There is a tidy way to check where you stand. Take the most boring internal package your build pulls, the logging shim nobody thinks about, and ask one question: if a stranger published that exact name to the public registry tonight at version 9000.0.0, does your next clean CI run fetch theirs or yours? If you cannot answer instantly and with a config file to back it up, the version race is still open, and the only thing standing between you and Birsan’s result is that nobody has bothered to run it against you yet.

Sources & further reading

• Alex Birsan (2021), Dependency Confusion: How I Hacked Into Apple, Microsoft and Dozens of Other Companies — the original research write-up, with the bounty figures, exfiltration method, and per-ecosystem behavior.
• Microsoft (2021), 3 Ways to Mitigate Risk When Using Private Package Feeds — the cross-ecosystem mitigation white paper covering .NET, Python, JavaScript, and Java.
• Include Security (2021), Dependency Confusion: When Are Your npm Packages Vulnerable? — precise analysis of the npm/Verdaccio proxy default and version-range constraints.
• npm Docs, About scopes — how @scope/name packages map to namespaces and which accounts may publish under a scope.
• PyTorch (2022), Compromised nightly dependency chain between December 25th and December 30th, 2022 — the torchtriton incident and the rename-plus-squat remediation, straight from the project.
• Wiz (2023), Malicious PyTorch dependency ‘torchtriton’ on PyPI — independent technical breakdown of the payload and DNS exfiltration domain.

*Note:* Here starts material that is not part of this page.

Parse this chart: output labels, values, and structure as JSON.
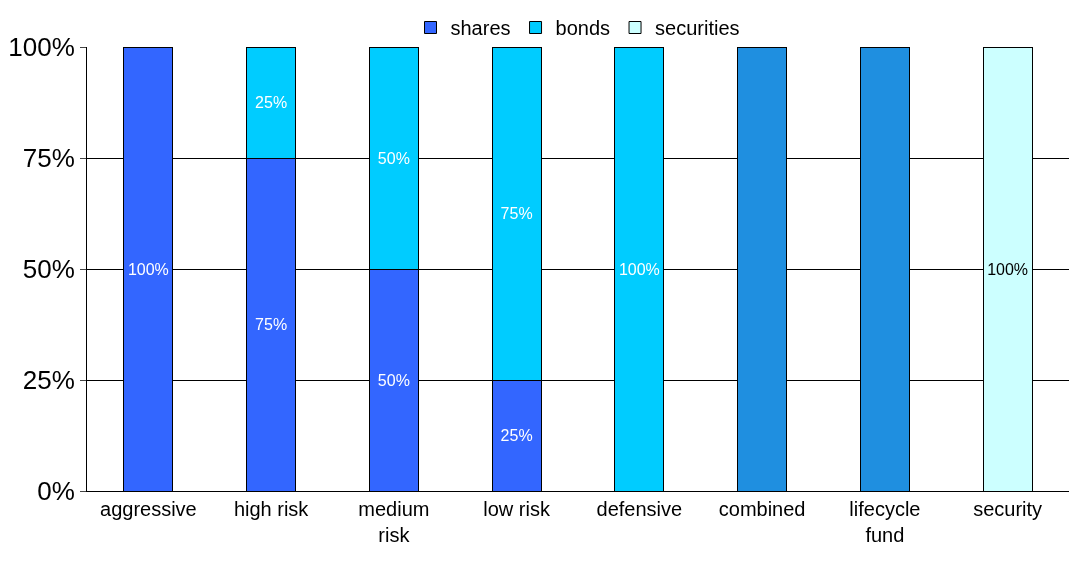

• Donald Stufft (2023), PEP 708 – Extending the Repository API to Mitigate Dependency Confusion Attacks — the Python proposal, its Tracks and Alternate Locations metadata, and its eventual rejection.
• Microsoft Learn (2026), Best practices for a secure software supply chain — NuGet’s guidance on package source mapping, ID prefix reservation, and lock files.

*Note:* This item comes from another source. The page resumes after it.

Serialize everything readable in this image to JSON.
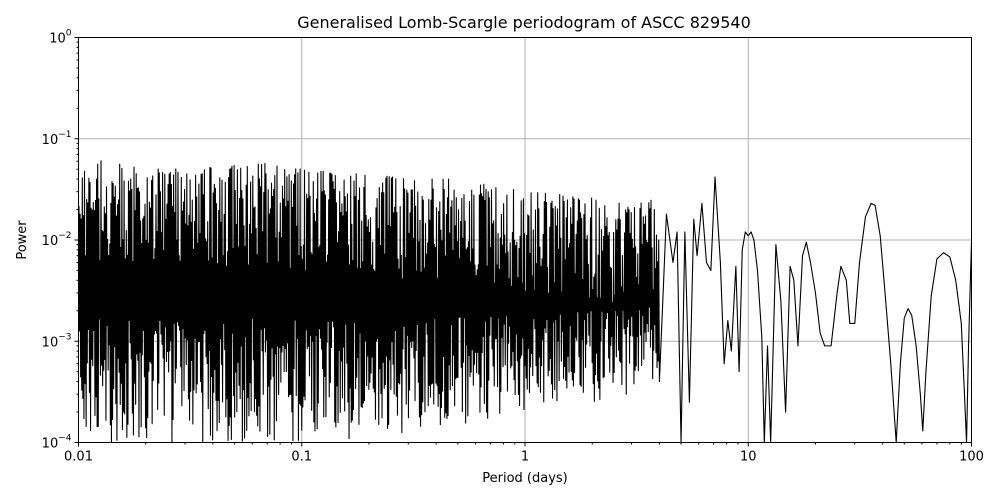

• Microsoft Security (2026), Malicious npm packages abuse dependency confusion to profile developer environments — the 2026 campaign impersonating internal organizational scopes.
• Sonatype (2021), Dependency hijacking software supply chain attack hits more than 35 organizations — early coverage of the copycat package surge that followed disclosure.
• MSRC (2021), CVE-2021-24105: Visual Studio Code npm-script extension — the NuGet/Microsoft tooling CVE assigned to the dependency-confusion vector.